One city that hasn’t accepted the norm is Vancouver. Several years ago, Vancouver EMS threw standard CPR guidelines to the wind. Now, its paramedics do “continuous-compression” CPR; in other words, they don’t stop compressions for breaths. The same applies to Seattle paramedics. Stiell cautiously agrees that the departure could help explain Vancouver’s cardiac success. Indeed, a growing body of evidence suggests that interrupting the flow of blood provided by compressions reduces a patient’s chances of survival. But continuous-compression CPR has not been scientifically analyzed. That will soon change; a forthcoming ROC study will examine the role of breathing in CPR’s efficacy. (For Vancouver, to Stiell’s dismay, the evidence already available may be compelling enough; B.C. Ambulance has not decided if it will take part in the study.)
Today, the most active Canadian research sites are those involved in ROC: Toronto, Vancouver, and a group of cities under Ottawa’s leadership. Piazza admits their research is very dependent on our southern neighbour. If it weren’t for the U.S. National Institute of Health, she says, “there’s no way we would have the money to do this.” The amount dedicated to cardiac arrest research is “a drop in bucket compared to something like oncology,” adds Morrison. As a result, “there is very little resuscitation research ongoing in Canada.” In fact, for ROC’s next funding cycle, beginning in 2010, the Canadian Institutes of Health Research will actually decrease its contribution from almost $3 million to $2 million. HSF will make up the difference.

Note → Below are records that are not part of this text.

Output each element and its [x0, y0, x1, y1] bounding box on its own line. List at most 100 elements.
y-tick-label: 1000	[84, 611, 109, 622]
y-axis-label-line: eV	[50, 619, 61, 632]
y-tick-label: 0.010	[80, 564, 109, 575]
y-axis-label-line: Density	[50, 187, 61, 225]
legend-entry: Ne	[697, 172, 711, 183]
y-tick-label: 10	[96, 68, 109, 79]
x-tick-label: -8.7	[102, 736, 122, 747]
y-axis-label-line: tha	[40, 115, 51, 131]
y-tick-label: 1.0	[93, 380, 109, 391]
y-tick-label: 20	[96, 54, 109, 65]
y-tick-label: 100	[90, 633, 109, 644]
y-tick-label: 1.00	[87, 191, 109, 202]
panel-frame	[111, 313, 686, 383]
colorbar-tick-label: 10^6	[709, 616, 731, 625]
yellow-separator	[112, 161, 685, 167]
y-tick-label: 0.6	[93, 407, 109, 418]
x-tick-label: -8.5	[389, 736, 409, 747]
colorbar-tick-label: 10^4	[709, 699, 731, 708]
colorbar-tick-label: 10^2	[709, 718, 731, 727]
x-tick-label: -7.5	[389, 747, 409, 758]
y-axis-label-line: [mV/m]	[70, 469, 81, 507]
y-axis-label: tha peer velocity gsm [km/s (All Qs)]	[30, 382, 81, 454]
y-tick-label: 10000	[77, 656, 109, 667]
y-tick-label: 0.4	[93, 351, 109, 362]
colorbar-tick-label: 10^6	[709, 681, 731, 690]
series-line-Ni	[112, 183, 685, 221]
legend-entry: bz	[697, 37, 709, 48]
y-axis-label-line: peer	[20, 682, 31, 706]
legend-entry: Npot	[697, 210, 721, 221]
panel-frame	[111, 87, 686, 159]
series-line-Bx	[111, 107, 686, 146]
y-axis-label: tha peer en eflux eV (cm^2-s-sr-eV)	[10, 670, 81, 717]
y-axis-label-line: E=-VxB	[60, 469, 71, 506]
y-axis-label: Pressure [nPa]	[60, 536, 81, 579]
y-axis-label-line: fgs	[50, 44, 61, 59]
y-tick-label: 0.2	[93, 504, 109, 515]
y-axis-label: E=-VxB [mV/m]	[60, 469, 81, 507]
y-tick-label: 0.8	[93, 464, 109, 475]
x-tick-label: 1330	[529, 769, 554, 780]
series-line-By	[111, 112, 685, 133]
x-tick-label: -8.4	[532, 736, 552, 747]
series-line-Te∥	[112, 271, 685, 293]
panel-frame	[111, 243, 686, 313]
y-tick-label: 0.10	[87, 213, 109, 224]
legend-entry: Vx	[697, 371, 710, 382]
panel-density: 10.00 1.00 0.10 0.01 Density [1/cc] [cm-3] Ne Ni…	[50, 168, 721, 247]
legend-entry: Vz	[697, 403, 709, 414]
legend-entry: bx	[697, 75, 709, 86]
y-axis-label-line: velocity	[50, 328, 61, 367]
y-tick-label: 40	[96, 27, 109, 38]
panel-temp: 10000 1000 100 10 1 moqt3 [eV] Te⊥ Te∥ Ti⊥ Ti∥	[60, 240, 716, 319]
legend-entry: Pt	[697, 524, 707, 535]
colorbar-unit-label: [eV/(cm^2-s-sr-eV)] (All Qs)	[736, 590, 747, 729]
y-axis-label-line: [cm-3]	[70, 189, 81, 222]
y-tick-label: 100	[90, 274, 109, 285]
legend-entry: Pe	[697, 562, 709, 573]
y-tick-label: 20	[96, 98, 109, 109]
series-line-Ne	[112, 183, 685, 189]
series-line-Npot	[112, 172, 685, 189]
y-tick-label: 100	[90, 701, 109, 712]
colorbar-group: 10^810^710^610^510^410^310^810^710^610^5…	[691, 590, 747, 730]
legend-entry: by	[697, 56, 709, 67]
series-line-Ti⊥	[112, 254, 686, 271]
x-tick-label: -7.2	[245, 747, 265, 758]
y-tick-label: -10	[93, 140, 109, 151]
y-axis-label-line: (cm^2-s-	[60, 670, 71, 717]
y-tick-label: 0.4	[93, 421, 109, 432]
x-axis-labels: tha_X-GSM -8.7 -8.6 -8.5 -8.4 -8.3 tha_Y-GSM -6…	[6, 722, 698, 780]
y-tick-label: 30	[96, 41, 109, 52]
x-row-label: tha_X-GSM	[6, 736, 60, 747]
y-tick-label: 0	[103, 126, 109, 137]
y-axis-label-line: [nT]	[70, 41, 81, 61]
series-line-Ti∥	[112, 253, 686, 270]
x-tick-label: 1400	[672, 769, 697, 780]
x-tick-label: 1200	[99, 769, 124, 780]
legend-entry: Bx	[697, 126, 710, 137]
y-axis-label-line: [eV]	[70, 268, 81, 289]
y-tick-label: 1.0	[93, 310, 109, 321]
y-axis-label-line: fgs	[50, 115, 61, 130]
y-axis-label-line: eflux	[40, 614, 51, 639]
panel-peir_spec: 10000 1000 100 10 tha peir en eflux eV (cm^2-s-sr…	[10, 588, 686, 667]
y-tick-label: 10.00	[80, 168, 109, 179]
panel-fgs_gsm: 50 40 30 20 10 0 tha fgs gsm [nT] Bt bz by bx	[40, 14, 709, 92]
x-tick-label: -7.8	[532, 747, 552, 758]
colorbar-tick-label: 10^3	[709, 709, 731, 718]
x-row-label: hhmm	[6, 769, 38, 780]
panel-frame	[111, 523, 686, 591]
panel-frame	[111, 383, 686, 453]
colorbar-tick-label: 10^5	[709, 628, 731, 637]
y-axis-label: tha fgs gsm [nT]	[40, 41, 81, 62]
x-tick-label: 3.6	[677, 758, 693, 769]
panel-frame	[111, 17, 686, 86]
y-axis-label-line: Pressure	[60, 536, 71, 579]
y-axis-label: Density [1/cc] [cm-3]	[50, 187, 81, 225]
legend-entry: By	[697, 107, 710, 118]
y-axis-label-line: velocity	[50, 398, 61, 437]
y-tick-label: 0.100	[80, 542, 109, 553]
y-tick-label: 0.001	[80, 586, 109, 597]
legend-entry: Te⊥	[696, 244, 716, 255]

A 2008 report in the Journal of the American Medical Association claims that if all North American cities could match Seattle’s success rate, we would save 15,000 more lives a year. Most cities still trail behind, though. “I think with some diseases,” says Piazza, “everyone knows somebody who has them, whereas it’s almost hidden when somebody collapses from a cardiac arrest and is resuscitated.” Stiell agrees: “Cardiac arrest goes sort of under the radar. It’s not like a plane crash or a pandemic.” But how can the nation’s number one cause of death—a disease that affects 35,000 to 45,000 Canadians each year—be a silent killer?